Nathan A. Pennell, MD, PhD
Nathan A. Pennell

“When we designed the trial, there wasn’t a whole lot of evidence of either safety or efficacy of combining immune checkpoints inhibitors with chemotherapy and radiation, and nothing related to surgery, for stage III disease,” Nathan A. Pennell, MD, PhD, medical oncologist at the Cleveland Clinic and associate professor medical oncology at the Cleveland Clinic Lerner College, told Healio. “Our trial is supportive of other studies combining chemotherapy and/or radiation with immune checkpoints inhibitors.”

A thoracic surgeon determined that nine patients were resectable.

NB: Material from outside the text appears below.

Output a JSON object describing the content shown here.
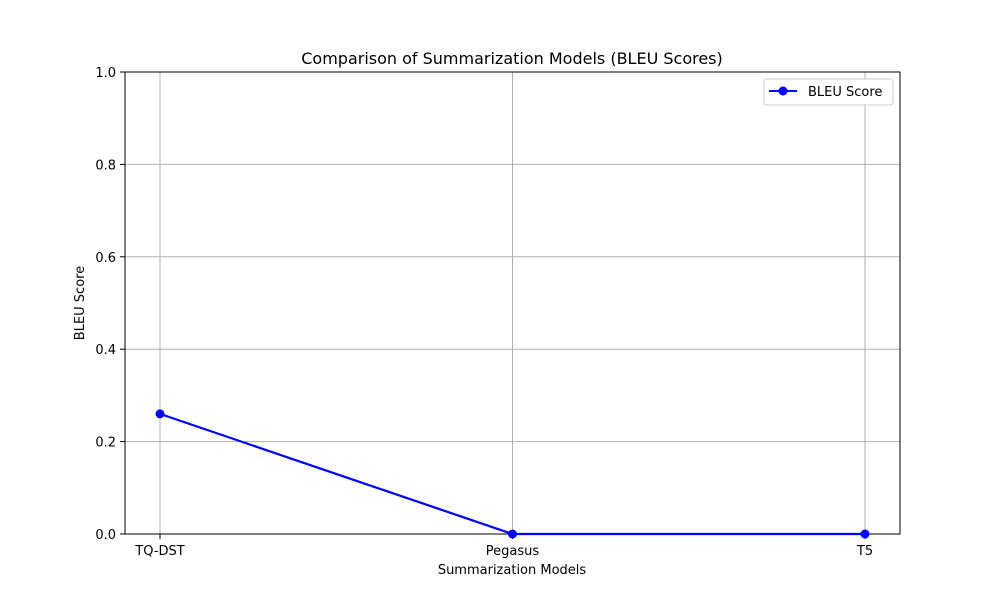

These patients received neoadjuvant concurrent chemoradiation (CRT), which included cisplatin, etoposide and 200 mg of concurrent pembrolizumab every 3 weeks, with 45 Gy in 25 fractions. Following this, patients without progression underwent resection and received consolidation pembrolizumab (Keytruda, Merck) for 6 months.

“There was a high complete pathologic response rate in our limited number of patients who underwent resection,” Pennell said.

The pathologic complete response (pCR) rate was 67% for the six patients who underwent resection, according to the abstract.

“This is very supportive and a promising idea to combine this, but the second major message is that this is not a trivial treatment in terms of risk and toxicity for these patients,” Pennell said.

All nine patients included in the study reported serious adverse events, including two grade 5 events. Despite the still unknown relationship between the grade 5 events and concurrent pembrolizumab, the trial was halted because the stopping rule for infeasibility was met and other, larger trials are underway.

“Caution over safety, that’s the main message,” Pennell said.